Thursday, April 12, 2012

The Jaku's jaws evolved in a peculiar manner, unlike many Skathan creatures it not only has the split set of "jaws" but it also has a lower jaw. It's upper jaw however has become very reduced to accomodate the large set of split mandibles that take up a good portion of the head. The Jaku is bipedal, running on it's "front legs", which have evolved to become it's only legs. The mid set of legs has reduced to nothing more than colorful spurs on the sides of the body (not shown in picture). The back legs followed a similar route, though more of them is left over, two larger spurs are folded against the tail. 

The Jaku is a fierce predator that lives in the shadow of the canopy of Tolaa stalks (more information on these later), it's general body color is dark, allowing it to blend in easily with the dark stalks of the Tolaa and other organisms. The biolights along it's sides and jaws are used in camouflage as well as in mating displays.

Marine vertebrates

The seas of Skatha are home to an abundant amount of life, large and small, docile and dangerous. These are some drawings of a few species of larger vertebrates. We'll start with the hunters:

These are large cetacean like animals that are the predominantly open ocean hunters, with the  exception of a few of the smaller individuals who also hunt in shallow seas near land. They are all site based hunters and though they often patrol areas of deep waters they stay close to the sunlight where they can more easily see their prey. The larger animals (the largest grey and smaller dark grey one) will often prey on smaller "cousins" if they happen to share a similar range. 
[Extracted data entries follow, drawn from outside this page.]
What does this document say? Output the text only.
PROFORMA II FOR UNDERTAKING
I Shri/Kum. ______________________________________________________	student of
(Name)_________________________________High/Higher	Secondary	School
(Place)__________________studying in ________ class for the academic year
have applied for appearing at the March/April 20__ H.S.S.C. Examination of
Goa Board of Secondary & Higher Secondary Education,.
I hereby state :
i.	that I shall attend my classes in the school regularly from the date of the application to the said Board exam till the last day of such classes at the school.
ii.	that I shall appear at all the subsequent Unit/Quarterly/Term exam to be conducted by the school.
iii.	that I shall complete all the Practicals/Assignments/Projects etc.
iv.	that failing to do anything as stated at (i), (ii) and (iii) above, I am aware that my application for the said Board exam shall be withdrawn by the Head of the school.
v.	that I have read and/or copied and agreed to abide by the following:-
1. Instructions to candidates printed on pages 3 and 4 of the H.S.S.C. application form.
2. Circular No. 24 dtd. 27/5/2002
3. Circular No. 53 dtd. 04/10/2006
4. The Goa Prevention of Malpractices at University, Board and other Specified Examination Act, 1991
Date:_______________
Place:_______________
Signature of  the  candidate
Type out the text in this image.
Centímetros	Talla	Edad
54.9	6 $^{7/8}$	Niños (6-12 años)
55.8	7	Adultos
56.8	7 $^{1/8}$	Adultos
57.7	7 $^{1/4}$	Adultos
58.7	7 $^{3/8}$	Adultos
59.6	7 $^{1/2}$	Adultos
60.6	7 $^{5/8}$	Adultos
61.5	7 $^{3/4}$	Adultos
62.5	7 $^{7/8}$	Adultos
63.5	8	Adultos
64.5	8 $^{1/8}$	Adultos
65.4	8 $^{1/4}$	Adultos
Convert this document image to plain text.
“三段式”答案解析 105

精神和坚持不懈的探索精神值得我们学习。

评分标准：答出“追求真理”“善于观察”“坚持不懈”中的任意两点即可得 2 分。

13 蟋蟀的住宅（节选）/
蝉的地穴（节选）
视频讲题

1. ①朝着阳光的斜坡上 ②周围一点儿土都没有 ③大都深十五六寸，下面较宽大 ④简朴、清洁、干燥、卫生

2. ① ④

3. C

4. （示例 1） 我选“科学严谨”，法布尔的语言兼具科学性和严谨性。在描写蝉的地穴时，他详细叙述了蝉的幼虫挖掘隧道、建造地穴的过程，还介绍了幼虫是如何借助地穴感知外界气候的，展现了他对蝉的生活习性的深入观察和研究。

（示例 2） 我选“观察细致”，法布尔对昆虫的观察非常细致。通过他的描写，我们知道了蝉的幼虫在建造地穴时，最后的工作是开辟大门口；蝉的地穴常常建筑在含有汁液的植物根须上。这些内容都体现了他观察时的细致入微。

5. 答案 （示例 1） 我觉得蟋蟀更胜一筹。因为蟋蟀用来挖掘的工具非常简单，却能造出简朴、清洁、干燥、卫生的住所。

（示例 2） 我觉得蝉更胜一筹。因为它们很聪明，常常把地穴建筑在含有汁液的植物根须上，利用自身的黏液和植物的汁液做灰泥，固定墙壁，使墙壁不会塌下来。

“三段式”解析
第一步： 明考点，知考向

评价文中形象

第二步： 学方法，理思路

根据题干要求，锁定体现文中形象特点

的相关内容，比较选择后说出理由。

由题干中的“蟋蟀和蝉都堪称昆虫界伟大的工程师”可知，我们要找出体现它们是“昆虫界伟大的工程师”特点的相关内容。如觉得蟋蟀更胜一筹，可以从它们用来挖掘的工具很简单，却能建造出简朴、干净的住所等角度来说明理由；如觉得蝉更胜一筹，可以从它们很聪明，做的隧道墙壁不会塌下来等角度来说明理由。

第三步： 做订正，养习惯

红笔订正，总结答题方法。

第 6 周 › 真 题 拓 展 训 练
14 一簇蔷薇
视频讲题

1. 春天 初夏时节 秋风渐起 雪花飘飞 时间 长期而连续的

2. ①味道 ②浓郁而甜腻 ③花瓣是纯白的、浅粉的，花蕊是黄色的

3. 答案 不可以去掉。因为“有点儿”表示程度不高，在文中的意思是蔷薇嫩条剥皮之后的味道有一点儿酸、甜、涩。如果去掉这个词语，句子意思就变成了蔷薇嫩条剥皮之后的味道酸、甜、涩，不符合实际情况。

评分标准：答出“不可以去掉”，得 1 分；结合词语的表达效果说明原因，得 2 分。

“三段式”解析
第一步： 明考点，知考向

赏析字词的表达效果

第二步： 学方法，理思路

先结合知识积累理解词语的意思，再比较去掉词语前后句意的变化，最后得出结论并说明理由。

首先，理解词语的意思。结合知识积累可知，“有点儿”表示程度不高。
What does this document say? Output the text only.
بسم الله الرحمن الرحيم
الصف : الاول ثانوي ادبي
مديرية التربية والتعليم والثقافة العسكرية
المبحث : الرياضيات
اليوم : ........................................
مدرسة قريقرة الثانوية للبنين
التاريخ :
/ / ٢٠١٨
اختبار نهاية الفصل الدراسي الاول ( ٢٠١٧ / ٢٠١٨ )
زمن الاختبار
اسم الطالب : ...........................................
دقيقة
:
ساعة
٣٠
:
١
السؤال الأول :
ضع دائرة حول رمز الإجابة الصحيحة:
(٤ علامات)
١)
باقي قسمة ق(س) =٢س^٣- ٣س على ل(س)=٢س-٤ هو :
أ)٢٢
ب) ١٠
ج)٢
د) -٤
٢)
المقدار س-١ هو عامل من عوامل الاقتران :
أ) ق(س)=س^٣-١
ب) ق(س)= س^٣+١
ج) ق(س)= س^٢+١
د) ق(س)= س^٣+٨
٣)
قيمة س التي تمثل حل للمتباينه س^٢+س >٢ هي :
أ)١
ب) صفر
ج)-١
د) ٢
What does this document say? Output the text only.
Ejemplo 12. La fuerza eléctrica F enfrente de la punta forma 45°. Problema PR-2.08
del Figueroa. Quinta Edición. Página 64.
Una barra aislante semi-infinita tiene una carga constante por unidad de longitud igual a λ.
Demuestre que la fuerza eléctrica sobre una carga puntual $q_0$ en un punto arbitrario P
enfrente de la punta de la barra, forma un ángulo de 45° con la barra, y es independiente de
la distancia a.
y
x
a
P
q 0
The range of the hunters almost always overlaps with the wide range of the large filter feeders:
The filter feeders have a very large range and will often cross paths. However they rarely have competition as they generally feed on different food sources. These animals are larger than most the hunters pictured above, and don't need to worry about predation once they are adults, however there are other threats to them that come from other species (I will get into this later).

Another animal is a type of "gulp feeder," which swallows its prey whole in a, well, gulping fashion. It is a relative of the filter feeders seen above.